Um dos motivos para utilizá-las concomitantemente recai sobre as limitações de preparo mecânico produzido pelos sistemas de limas endodônticas. A literatura nos mostra que nenhum instrumento disponível hoje no mercado é capaz de tocar 100% das paredes dentinárias intracanais. Sendo assim, a irrigação tem um de seus papéis fundamentais no tratamento que é ajudar a suprir a deficiência dos instrumentos.

Esta deficiência no preparo cirúrgico dos canais é mais evidente em canais ovais. As limas endodônticas tocam menor quantidade de paredes dentinárias em casos com essa morfologia interna. Mesmo movimentos de pincelamento não conseguem melhorar de forma significativa o preparo nas regiões de maior achatamento.

Os istmos são áreas extremamente achatadas presentes nos canais radiculares (FIGURA 6). Em certos casos estes istmos são muito mais estreitos do que as mais finas limas endodônticas. O preparo mecânico desta regiões se torna limitado apenas com estes instrumentos manuais. Os instrumentos rotatórios de niquel titânio tão pouco conseguem tocar estar áreas pois são mais calibrosos do que as limas manuais.

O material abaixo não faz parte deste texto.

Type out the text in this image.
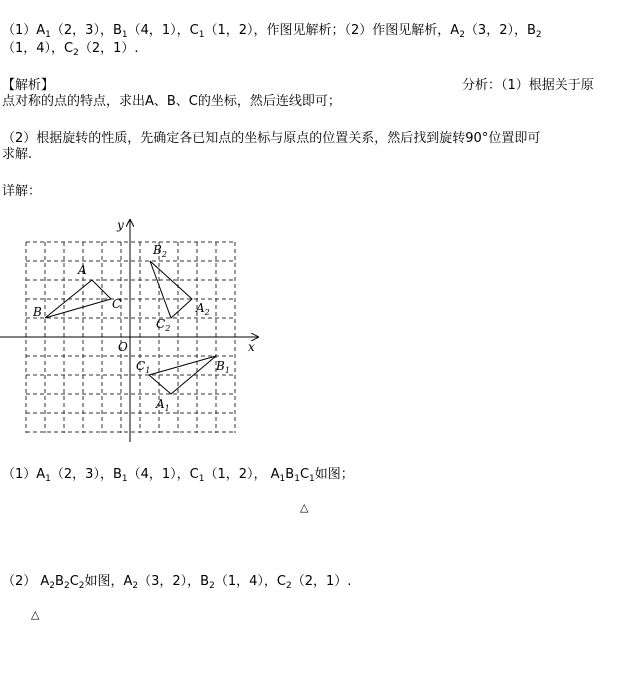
$(1)A_1(2$，3），$B_1(4$，1），$C_1(1$，2），作图见解析；（2）作图见解析，$A_2(3$，2），$B_2$
（1，4），$C_2(2$，1）.
【解析】	分析：（1）根据关于原
点对称的点的特点，求出A、B、C的坐标，然后连线即可；
（2）根据旋转的性质，先确定各已知点的坐标与原点的位置关系，然后找到旋转90°位置即可
求解.
详解：
x
y
O
A
B
C
$A_1$
$B_1$
$C_1$
$A_2$
$B_2$
$C_2$
$(1)A_1(2$，3），$B_1(4$，1），$C_1(1$，2）， $A_1B_1C_1$如图；
△
（2） $A_2B_2C_2$如图，$A_2(3$，2），$B_2(1$，4），$C_2(2$，1）.
△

Com a introdução da magnificação em endodontia aliada ao uso do ultrassom piezoelétrico, tem sido possível melhorar a limpeza destas áreas. O uso de pontas ultrassônicas com formato tronco-cônico e de pequeno diâmetro é a forma mais utilizada para esta finalidade. Todavia, o design tronco-cônico destas pontas também gera grandes dificuldades e limitações clínicas.

Em busca de novas ferramentas e alternativas clínicas complementares de limpeza, desinfecção e modelagem dos sistemas de canais radiculares ovais e extremamente achatados, várias empresas estão propondo diferentes instrumentos e cinemáticas de movimento.

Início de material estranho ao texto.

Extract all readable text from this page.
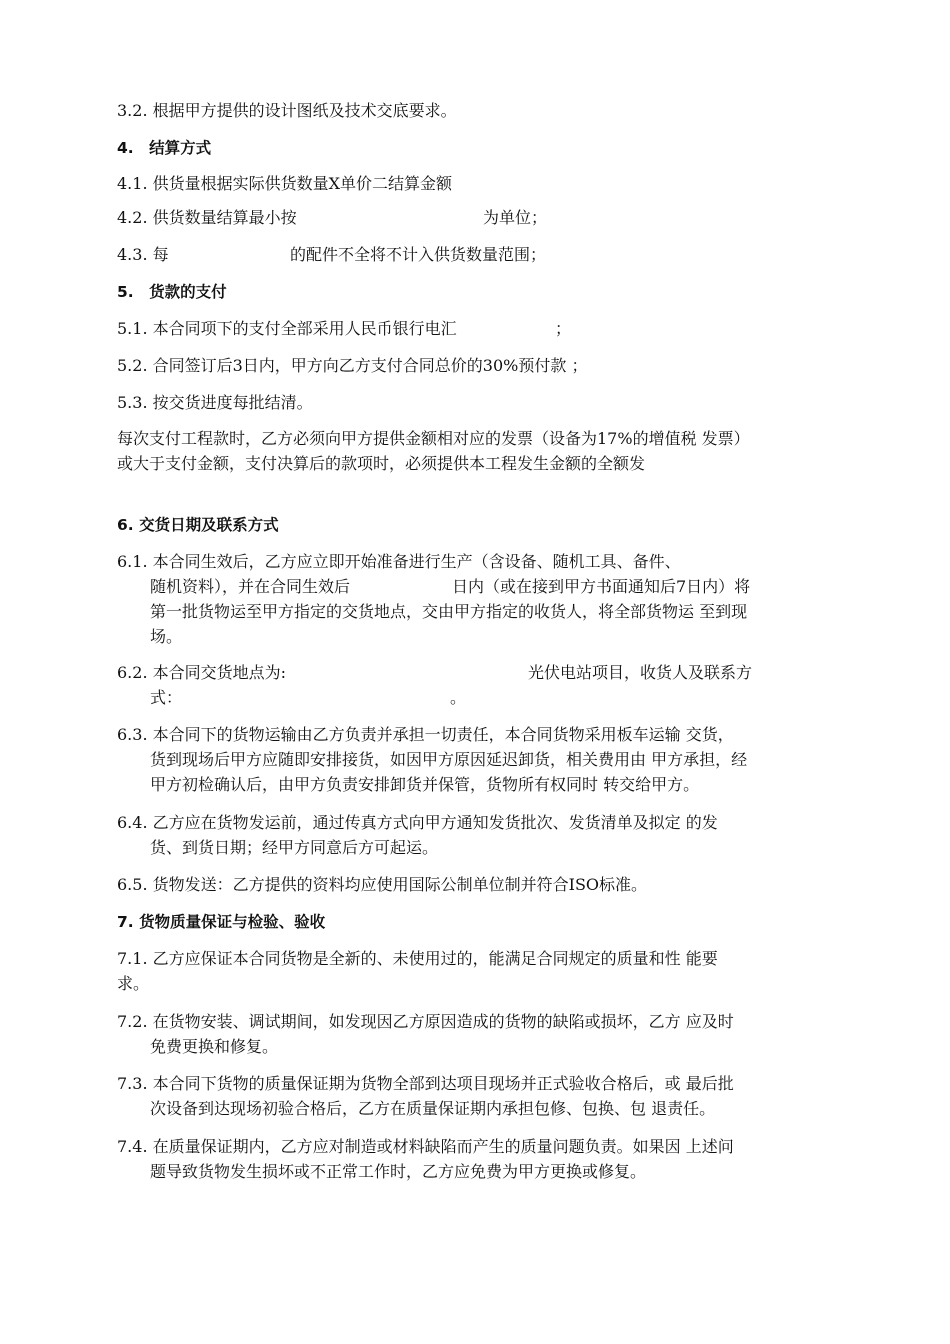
3.2. 根据甲方提供的设计图纸及技术交底要求。
4.　结算方式
4.1. 供货量根据实际供货数量Ⅹ单价二结算金额
4.2. 供货数量结算最小按	为单位；
4.3. 每	的配件不全将不计入供货数量范围；
5.　货款的支付
5.1. 本合同项下的支付全部采用人民币银行电汇	；
5.2. 合同签订后3日内，甲方向乙方支付合同总价的30%预付款 ；
5.3. 按交货进度每批结清。
每次支付工程款时，乙方必须向甲方提供金额相对应的发票（设备为17%的增值税 发票）
或大于支付金额，支付决算后的款项时，必须提供本工程发生金额的全额发
6. 交货日期及联系方式
6.1. 本合同生效后，乙方应立即开始准备进行生产（含设备、随机工具、备件、
随机资料），并在合同生效后	日内（或在接到甲方书面通知后7日内）将
第一批货物运至甲方指定的交货地点，交由甲方指定的收货人，将全部货物运 至到现
场。
6.2. 本合同交货地点为:	光伏电站项目，收货人及联系方
式：	。
6.3. 本合同下的货物运输由乙方负责并承担一切责任，本合同货物采用板车运输 交货，
货到现场后甲方应随即安排接货，如因甲方原因延迟卸货，相关费用由 甲方承担，经
甲方初检确认后，由甲方负责安排卸货并保管，货物所有权同时 转交给甲方。
6.4. 乙方应在货物发运前，通过传真方式向甲方通知发货批次、发货清单及拟定 的发
货、到货日期；经甲方同意后方可起运。
6.5. 货物发送：乙方提供的资料均应使用国际公制单位制并符合ISO标准。
7. 货物质量保证与检验、验收
7.1. 乙方应保证本合同货物是全新的、未使用过的，能满足合同规定的质量和性 能要
求。
7.2. 在货物安装、调试期间，如发现因乙方原因造成的货物的缺陷或损坏，乙方 应及时
免费更换和修复。
7.3. 本合同下货物的质量保证期为货物全部到达项目现场并正式验收合格后，或 最后批
次设备到达现场初验合格后，乙方在质量保证期内承担包修、包换、包 退责任。
7.4. 在质量保证期内，乙方应对制造或材料缺陷而产生的质量问题负责。如果因 上述问
题导致货物发生损坏或不正常工作时，乙方应免费为甲方更换或修复。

Os molares superiores, em sua maioria, apresentam 4 canais. No Centro de Endodontia Blantus, onde trabalhamos com todas as tecnologias associadas como Microscopia Operatória, Ultrassom e Tomografia Cone Beam, temos uma porcentagem de 94% dos molares superiores tratados endodônticamente com 4 canais.

O protocolo do Centro de Endodontia não é o de realizar tomografia prévia ao tratamento endodôntico em todos os pacientes. A necessidade da realização deste exame complementar é estabelecida individualmente caso a caso. Todavia, se clinicamente em um molar superior, sem tomografia prévia,  não for localizado o quarto canal, sempre interrompemos o tratamento e realizamos o exame tomográfico para certificar-se da ausência do mesmo e para também avaliar melhor a anatomia dental interna e a presença de áreas achatadas e istmos. Com isso pode-se traçar a melhor estratégia para localização e tratamento do quarto canal ou mesmo, selecionar o melhor instrumento para a limpeza de regiões achatadas que irão estar presentes na ausência do MB2.

Recentemente, uma empresa Brasileira, inovou no design de pontas ultrasônicas criando uma ponta ultrassônica em forma de seta, a Flatsonic. Seu formato facilita a limpeza mecânica dos istmos. https://www.cialissansordonnancefr24.com/ Entretanto, existe uma grande preocupação em relação ao desgaste dentinário que estas pontas produzem.

Neste caso clínico de um retratamento endodôntico de um molar superior com 3 canais porém com o canal MV em formato achatado, foi possível observar pela tomografia trans-operatória que o inserto Flatsonic foi eficaz na modelagem da parte eliptica do canal MV sem levar à perda indesejada de dentina. Neste caso em específico, o uso deste instrumento associado à magnificação do microscópio operatório foi de fundamental importância para a obtenção de uma melhor modelagem endodôntica.

Obviamente, canais modelados desta forma não podem ser obturados por técnica de cone único. Assim sendo, o uso da técnica de injeção de gutapercha termoplastificada é um ótima opção. Para isso, foi utilizado o sistema de oburação Genesis da Meta Biomed. Este sistema é um sistema sem fio e que por este motivo, proporciona um fácil mansueio. Assista o vídeo e veja a sua utilização no caso clínico em específico.